Received 5 April 2012; Accepted 17 May 2012

Academic Editors: D. Bachani, T. Hazir, M. Ramharter, F. Remoue, and E. Seminari

Copyright © 2013 Oladipo O. Oladosu and Wellington A. Oyibo. This is an open access article distributed under the Creative Commons Attribution License, which permits unrestricted use, distribution, and reproduction in any medium, provided the original work is properly cited.

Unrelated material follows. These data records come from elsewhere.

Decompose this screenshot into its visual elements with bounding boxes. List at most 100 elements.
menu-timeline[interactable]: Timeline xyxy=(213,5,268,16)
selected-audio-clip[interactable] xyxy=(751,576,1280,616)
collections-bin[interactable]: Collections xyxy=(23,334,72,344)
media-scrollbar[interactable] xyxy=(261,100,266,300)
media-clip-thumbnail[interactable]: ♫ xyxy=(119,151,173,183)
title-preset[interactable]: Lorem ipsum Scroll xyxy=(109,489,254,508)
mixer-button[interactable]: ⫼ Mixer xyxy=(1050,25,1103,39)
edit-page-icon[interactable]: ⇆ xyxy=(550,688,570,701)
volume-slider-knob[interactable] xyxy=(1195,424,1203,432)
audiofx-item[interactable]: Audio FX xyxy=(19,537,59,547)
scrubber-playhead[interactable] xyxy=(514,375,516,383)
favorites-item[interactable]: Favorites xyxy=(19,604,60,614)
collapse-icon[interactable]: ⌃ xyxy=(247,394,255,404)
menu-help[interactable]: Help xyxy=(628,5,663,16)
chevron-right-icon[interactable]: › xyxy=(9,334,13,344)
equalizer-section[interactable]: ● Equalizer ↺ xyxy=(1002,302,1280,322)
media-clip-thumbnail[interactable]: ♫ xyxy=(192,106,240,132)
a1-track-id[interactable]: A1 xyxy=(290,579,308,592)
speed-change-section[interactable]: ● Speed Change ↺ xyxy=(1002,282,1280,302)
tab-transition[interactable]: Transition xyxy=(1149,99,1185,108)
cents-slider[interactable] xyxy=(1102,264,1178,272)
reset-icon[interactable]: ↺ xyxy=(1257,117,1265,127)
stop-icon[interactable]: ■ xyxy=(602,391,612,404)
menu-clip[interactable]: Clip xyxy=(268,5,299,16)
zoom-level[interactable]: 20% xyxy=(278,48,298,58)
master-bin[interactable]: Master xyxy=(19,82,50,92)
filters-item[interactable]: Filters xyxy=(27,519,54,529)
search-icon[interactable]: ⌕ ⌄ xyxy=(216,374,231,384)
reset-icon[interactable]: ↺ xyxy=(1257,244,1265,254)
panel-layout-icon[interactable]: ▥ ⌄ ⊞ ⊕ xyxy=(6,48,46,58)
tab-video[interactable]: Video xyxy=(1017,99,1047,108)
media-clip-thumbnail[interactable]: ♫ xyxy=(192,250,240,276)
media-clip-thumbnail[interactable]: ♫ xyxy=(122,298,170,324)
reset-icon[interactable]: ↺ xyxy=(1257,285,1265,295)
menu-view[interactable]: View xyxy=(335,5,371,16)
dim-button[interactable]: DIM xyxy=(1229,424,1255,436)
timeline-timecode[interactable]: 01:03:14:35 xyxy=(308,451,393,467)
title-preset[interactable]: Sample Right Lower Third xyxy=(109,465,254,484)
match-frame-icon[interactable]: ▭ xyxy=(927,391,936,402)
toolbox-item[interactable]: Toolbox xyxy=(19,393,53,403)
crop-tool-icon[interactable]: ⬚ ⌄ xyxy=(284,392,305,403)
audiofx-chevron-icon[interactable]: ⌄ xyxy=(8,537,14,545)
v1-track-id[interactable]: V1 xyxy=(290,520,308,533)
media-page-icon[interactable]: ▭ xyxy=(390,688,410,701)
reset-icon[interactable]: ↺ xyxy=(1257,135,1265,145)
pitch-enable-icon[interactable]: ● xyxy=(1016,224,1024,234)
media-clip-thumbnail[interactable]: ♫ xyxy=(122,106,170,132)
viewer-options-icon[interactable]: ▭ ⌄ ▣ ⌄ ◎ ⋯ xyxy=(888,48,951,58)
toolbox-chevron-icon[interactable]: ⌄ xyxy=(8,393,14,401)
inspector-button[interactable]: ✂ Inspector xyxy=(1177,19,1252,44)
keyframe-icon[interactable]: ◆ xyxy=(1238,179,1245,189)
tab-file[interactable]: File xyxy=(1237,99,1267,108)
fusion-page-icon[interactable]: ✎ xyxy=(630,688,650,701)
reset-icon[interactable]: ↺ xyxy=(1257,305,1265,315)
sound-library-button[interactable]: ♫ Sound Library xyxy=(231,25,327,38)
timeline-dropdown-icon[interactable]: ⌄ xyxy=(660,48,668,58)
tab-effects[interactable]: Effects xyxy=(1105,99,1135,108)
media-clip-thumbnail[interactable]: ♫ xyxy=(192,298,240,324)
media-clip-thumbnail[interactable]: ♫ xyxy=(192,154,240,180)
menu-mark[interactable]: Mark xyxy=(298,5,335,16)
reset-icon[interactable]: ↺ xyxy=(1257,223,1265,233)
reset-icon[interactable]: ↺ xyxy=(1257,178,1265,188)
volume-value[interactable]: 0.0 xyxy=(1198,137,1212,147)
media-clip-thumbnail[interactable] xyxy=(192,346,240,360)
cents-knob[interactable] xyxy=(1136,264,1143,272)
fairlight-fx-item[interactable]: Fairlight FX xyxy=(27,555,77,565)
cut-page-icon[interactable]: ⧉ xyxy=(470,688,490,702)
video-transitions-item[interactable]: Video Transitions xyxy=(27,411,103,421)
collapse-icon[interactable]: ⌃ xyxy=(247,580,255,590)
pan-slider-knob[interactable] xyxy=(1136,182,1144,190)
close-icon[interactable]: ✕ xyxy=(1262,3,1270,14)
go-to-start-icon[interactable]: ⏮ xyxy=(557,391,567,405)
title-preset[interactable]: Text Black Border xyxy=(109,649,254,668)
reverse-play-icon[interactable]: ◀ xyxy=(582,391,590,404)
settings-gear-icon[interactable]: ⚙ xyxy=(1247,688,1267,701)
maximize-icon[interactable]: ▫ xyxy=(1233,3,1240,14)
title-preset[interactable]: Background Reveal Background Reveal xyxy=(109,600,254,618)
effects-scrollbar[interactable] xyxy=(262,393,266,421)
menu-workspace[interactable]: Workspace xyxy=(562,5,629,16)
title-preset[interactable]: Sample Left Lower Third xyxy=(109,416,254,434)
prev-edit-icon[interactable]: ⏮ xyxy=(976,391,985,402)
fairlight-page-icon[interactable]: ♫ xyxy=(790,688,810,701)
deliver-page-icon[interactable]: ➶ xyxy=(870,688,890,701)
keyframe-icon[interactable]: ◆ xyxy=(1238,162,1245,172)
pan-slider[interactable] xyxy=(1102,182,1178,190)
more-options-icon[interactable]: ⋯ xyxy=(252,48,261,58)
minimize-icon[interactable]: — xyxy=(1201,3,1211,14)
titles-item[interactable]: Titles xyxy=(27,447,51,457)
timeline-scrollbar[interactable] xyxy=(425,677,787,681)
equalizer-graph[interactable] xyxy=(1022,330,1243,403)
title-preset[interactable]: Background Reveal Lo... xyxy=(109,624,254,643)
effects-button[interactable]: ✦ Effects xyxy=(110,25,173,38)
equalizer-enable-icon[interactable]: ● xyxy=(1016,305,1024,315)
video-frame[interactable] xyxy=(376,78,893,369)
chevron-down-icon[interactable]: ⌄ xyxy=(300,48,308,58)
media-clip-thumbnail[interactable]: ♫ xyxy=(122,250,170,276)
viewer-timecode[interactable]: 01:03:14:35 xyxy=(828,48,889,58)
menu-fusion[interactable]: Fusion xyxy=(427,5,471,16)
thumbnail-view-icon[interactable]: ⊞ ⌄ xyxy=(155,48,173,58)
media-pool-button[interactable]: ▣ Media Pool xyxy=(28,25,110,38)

Background. Malaria diagnosis has been largely done clinically. The implication is the likely overdiagnosis of malaria when diagnosis is done soley on the basis of symptoms. Methods. Parasitological diagnosis was done among 1211, 0–12 years old febrile children that attended a Primary Health Centre in Lagos, Nigeria, who were diagnosed clinically and treated based on symptoms. Results. A total of 251 of 1,211 (20.7%) children less than 12 years old and 174 of the 1,027 of children 0–≤5 yrs (16.9%) were slide positive while 853 (83.1%) of 0–≤5 yrs that were slide negative were treated with Artemisinin based combination therapies (ACTs) in line with the Integrated Management of Childhood Infectioins (IMCI) guidelines and standard practice of the Clinic. Chills, diarrhoea, convulsions, headache, cough, respiratory distress, inactivity, loss of apetite, and vomiting occured significantly in the 0–≤5 and >5–12 years old malaria negative children. Conclusions. Overdiagnosis and overtreatment of malaria in this study was high. Therefore, malaria medicines should be prescribed on the basis of parasitological confirmation of all suspected malaria cases. The availability of quality-assured malaria rapid diagnostic tests (RDTs) is a useful tool to confirm malaria cases while the cause of the non-malaria fevers can be followed up and managed appropriately.